Lachezar Grudev, 2020–21 HOPE Center Fellow

In the 1920s and 1930s, a new generation of economists in Germany were trying to emancipate themselves from the influence of the German Historical School, which emphasized the collection of empirical data and denied that there were universal economic truths.

It is in that context that Lachezar Grudev, a 2020–21 HOPE Center fellow, places his current research on the German-born economist Friedrich A. Lutz. Lutz was the most successful student of Walter Eucken, who was the head of the Freiburg School and whose ideas shaped economic policy in Germany after the Second World War.

“That makes Lutz’s role in context of the formation of the Freiburg School in the 1930s most interesting,” Lachezar says.

Lutz was part of an ongoing methodological discussion in interwar Germany about the role of economics and the right way to conduct economic research. “Lutz and his contemporaries more and more saw the value of theory, which the German Historical School saw as irrelevant,” Lachezar says.

It was for that reason that Lutz left Germany in the late 1930s for England where he established life-long contacts with fellow economists Friedrich A. Hayek and Lionel Robbins and met his future wife Vera Smith, one of Hayek’s doctoral students.
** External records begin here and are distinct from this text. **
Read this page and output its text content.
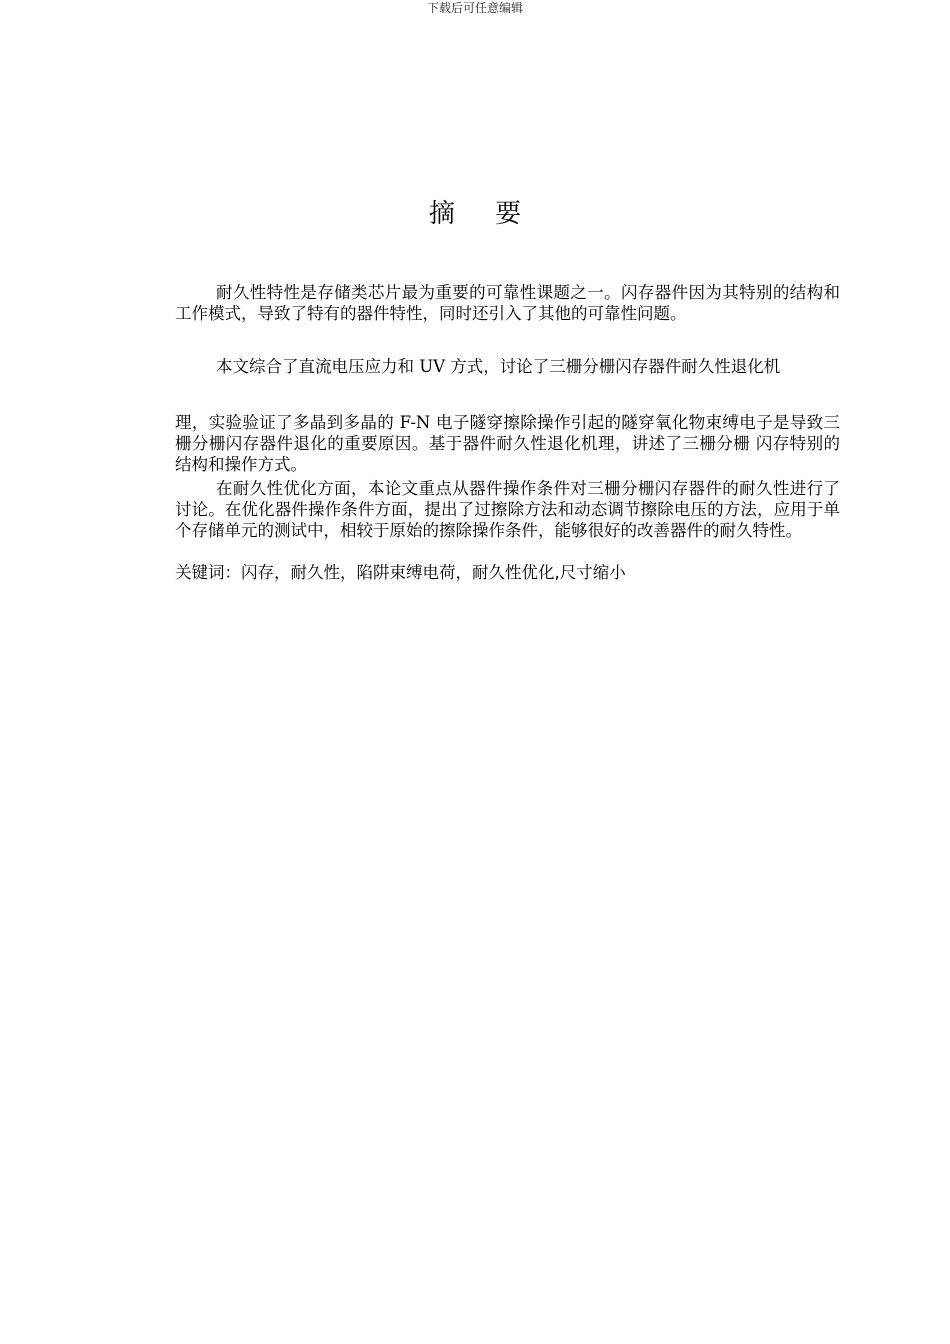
下载后可任意编辑
摘 要

耐久性特性是存储类芯片最为重要的可靠性课题之一。闪存器件因为其特别的结构和工作模式，导致了特有的器件特性，同时还引入了其他的可靠性问题。

本文综合了直流电压应力和 UV 方式，讨论了三栅分栅闪存器件耐久性退化机

理，实验验证了多晶到多晶的 F-N 电子隧穿擦除操作引起的隧穿氧化物束缚电子是导致三栅分栅闪存器件退化的重要原因。基于器件耐久性退化机理，讲述了三栅分栅 闪存特别的结构和操作方式。

在耐久性优化方面，本论文重点从器件操作条件对三栅分栅闪存器件的耐久性进行了讨论。在优化器件操作条件方面，提出了过擦除方法和动态调节擦除电压的方法，应用于单个存储单元的测试中，相较于原始的擦除操作条件，能够很好的改善器件的耐久特性。

关键词：闪存，耐久性，陷阱束缚电荷，耐久性优化,尺寸缩小
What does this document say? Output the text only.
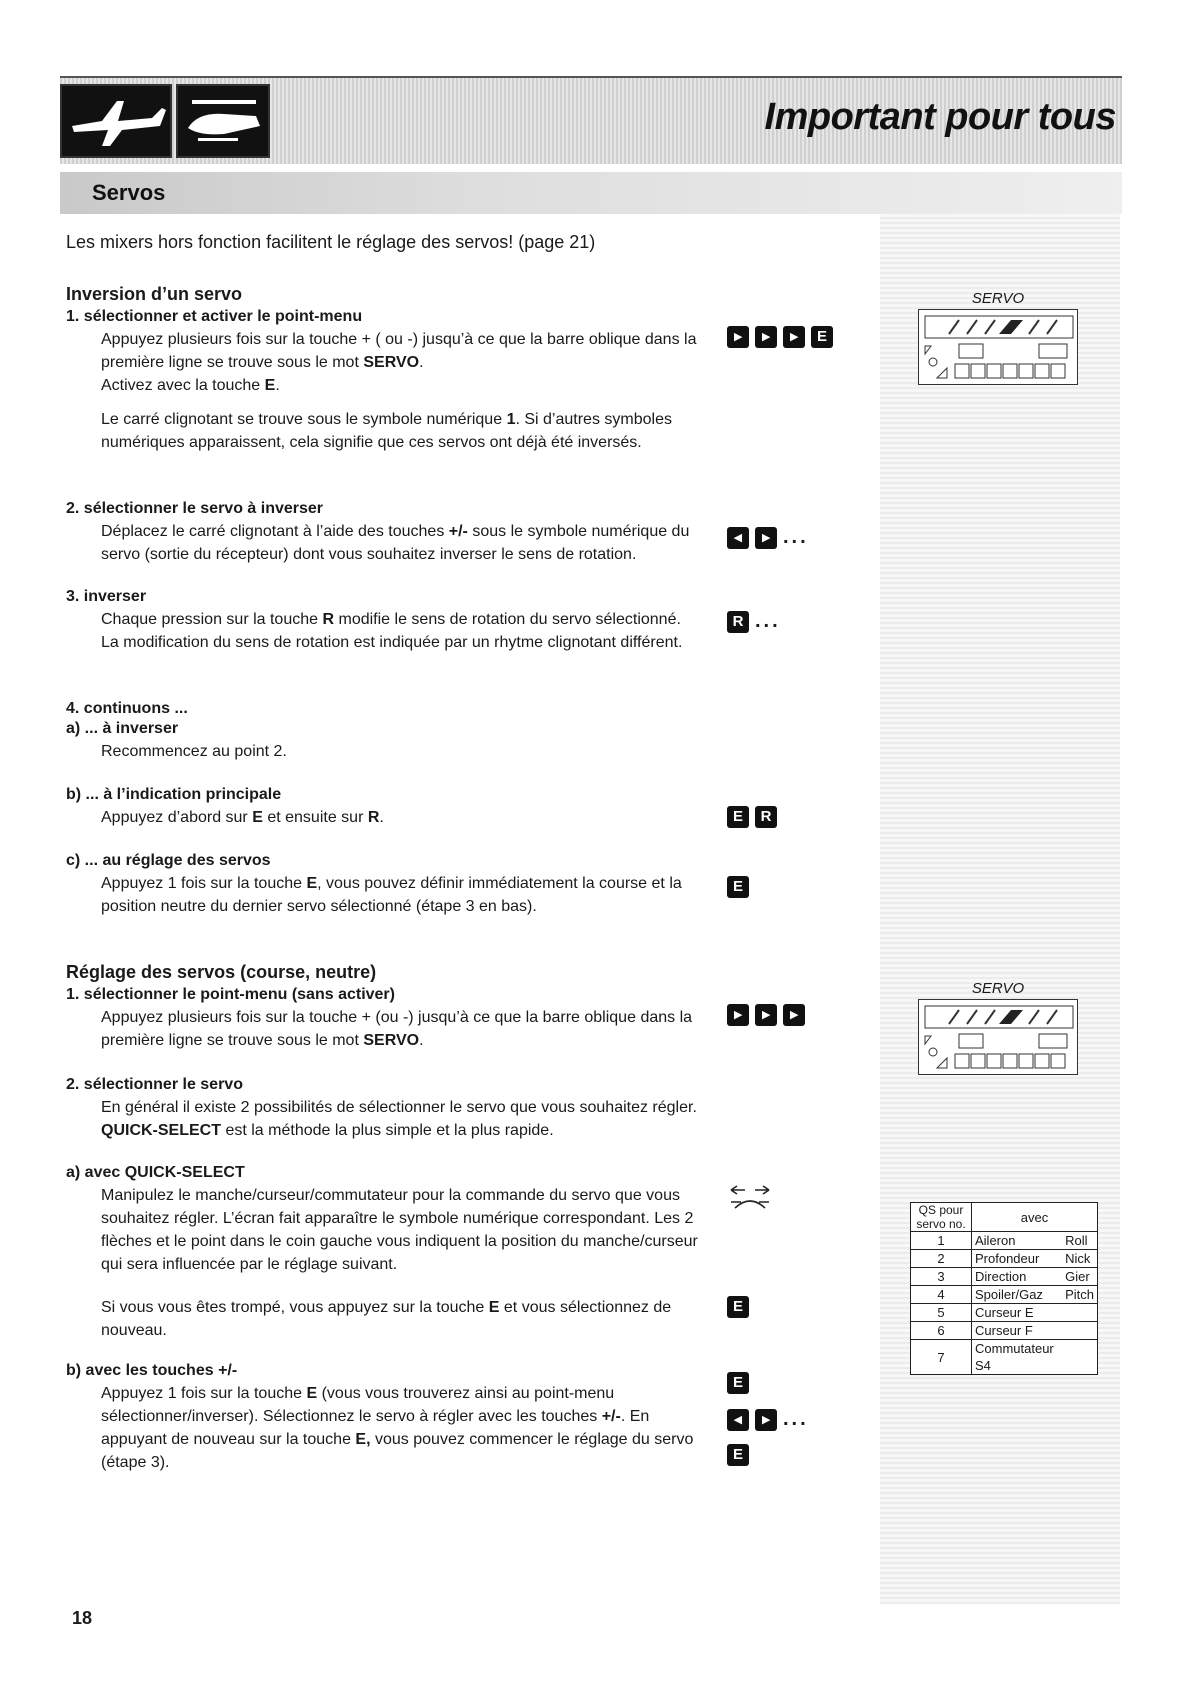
Important pour tous
Servos
Les mixers hors fonction facilitent le réglage des servos! (page 21)
Inversion d’un servo
1. sélectionner et activer le point-menu
Appuyez plusieurs fois sur la touche + ( ou -) jusqu’à ce que la barre oblique dans la première ligne se trouve sous le mot SERVO.
Activez avec la touche E.
Le carré clignotant se trouve sous le symbole numérique 1. Si d’autres symboles numériques apparaissent, cela signifie que ces servos ont déjà été inversés.
2. sélectionner le servo à inverser
Déplacez le carré clignotant à l’aide des touches +/- sous le symbole numérique du servo (sortie du récepteur) dont vous souhaitez inverser le sens de rotation.
3. inverser
Chaque pression sur la touche R modifie le sens de rotation du servo sélectionné. La modification du sens de rotation est indiquée par un rhytme clignotant différent.
4. continuons ...
a) ... à inverser
Recommencez au point 2.
b) ... à l’indication principale
Appuyez d’abord sur E et ensuite sur R.
c) ... au réglage des servos
Appuyez 1 fois sur la touche E, vous pouvez définir immédiatement la course et la position neutre du dernier servo sélectionné (étape 3 en bas).
Réglage des servos (course, neutre)
1. sélectionner le point-menu (sans activer)
Appuyez plusieurs fois sur la touche + (ou -) jusqu’à ce que la barre oblique dans la première ligne se trouve sous le mot SERVO.
2. sélectionner le servo
En général il existe 2 possibilités de sélectionner le servo que vous souhaitez régler. QUICK-SELECT est la méthode la plus simple et la plus rapide.
a) avec QUICK-SELECT
Manipulez le manche/curseur/commutateur pour la commande du servo que vous souhaitez régler. L’écran fait apparaître le symbole numérique correspondant. Les 2 flèches et le point dans le coin gauche vous indiquent la position du manche/curseur qui sera influencée par le réglage suivant.
Si vous vous êtes trompé, vous appuyez sur la touche E et vous sélectionnez de nouveau.
b) avec les touches +/-
Appuyez 1 fois sur la touche E (vous vous trouverez ainsi au point-menu sélectionner/inverser). Sélectionnez le servo à régler avec les touches +/-. En appuyant de nouveau sur la touche E, vous pouvez commencer le réglage du servo (étape 3).
▸ ▸ ▸ E
◂ ▸ ...
R ...
E R
E
▸ ▸ ▸
E
E
◂ ▸ ...
E
SERVO
SERVO
QS pour servo no.	avec	
1	Aileron	Roll
2	Profondeur	Nick
3	Direction	Gier
4	Spoiler/Gaz	Pitch
5	Curseur E	
6	Curseur F	
7	Commutateur S4	
18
In 1938, Lutz left for the United States, where he was hired as an instructor at Princeton University.

“At the time, the theoretical work coming out of England and the United States was inconsistent with the Nazi view of how an economy worked and its function in society,” Lachezar says. “What’s more, the Nazis made it nearly impossible for economists in Germany to get their hands on that work.”
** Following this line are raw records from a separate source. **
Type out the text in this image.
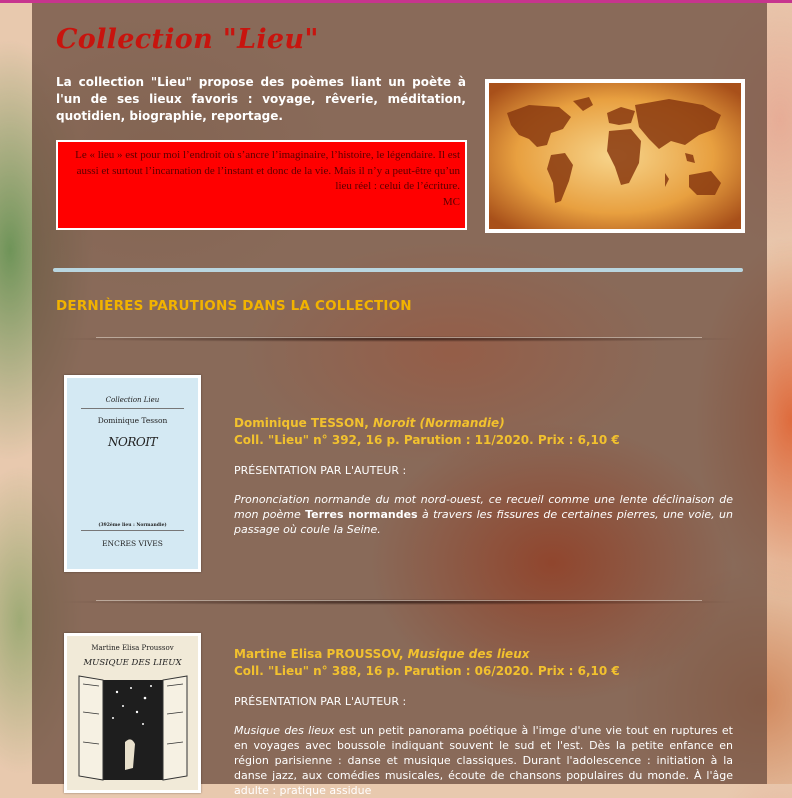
Collection "Lieu"

La collection "Lieu" propose des poèmes liant un poète à l'un de ses lieux favoris : voyage, rêverie, méditation, quotidien, biographie, reportage.

Le « lieu » est pour moi l’endroit où s’ancre l’imaginaire, l’histoire, le légendaire. Il est aussi et surtout l’incarnation de l’instant et donc de la vie. Mais il n’y a peut-être qu’un lieu réel : celui de l’écriture.

MC

DERNIÈRES PARUTIONS DANS LA COLLECTION
Collection Lieu
Dominique Tesson
NOROIT
(392ème lieu : Normandie)
ENCRES VIVES

Dominique TESSON, Noroit (Normandie)

Coll. "Lieu" n° 392, 16 p. Parution : 11/2020. Prix : 6,10 €

PRÉSENTATION PAR L'AUTEUR :

Prononciation normande du mot nord-ouest, ce recueil comme une lente déclinaison de mon poème Terres normandes à travers les fissures de certaines pierres, une voie, un passage où coule la Seine.

Martine Elisa Proussov
MUSIQUE DES LIEUX

Martine Elisa PROUSSOV, Musique des lieux

Coll. "Lieu" n° 388, 16 p. Parution : 06/2020. Prix : 6,10 €

PRÉSENTATION PAR L'AUTEUR :

Musique des lieux est un petit panorama poétique à l'imge d'une vie tout en ruptures et en voyages avec boussole indiquant souvent le sud et l'est. Dès la petite enfance en région parisienne : danse et musique classiques. Durant l'adolescence : initiation à la danse jazz, aux comédies musicales, écoute de chansons populaires du monde. À l'âge adulte : pratique assidue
In short, Lachezar explains, Lutz needed to leave in order to learn the kind of theoretical work to which he was committed.

While at Duke, Lachezar will be in conversation with the many historians of economics, as well as scholars in disciplines such as philosophy and political science, who work on German intellectual life of the 1920s and 1930s. He is also consulting some of the collections in the Economists’ Papers Archive, which is housed in the David M. Rubenstein Library. The papers of Oskar Morgenstern, who was a colleague of Lutz’s at Princeton, should be particularly valuable.

Lachezar was born in a small town in Bulgaria but has spent the past fourteen years in Freiburg, where he completed his undergraduate work and where he is now a PhD student. “Freiburg is next to the Black Forest, where I go on many hikes,” Lachezar says. “Those hikes are my way of de-stressing, especially during the pandemic.”

Lachezar is in the final year of writing his dissertation and will return to Freiburg in March.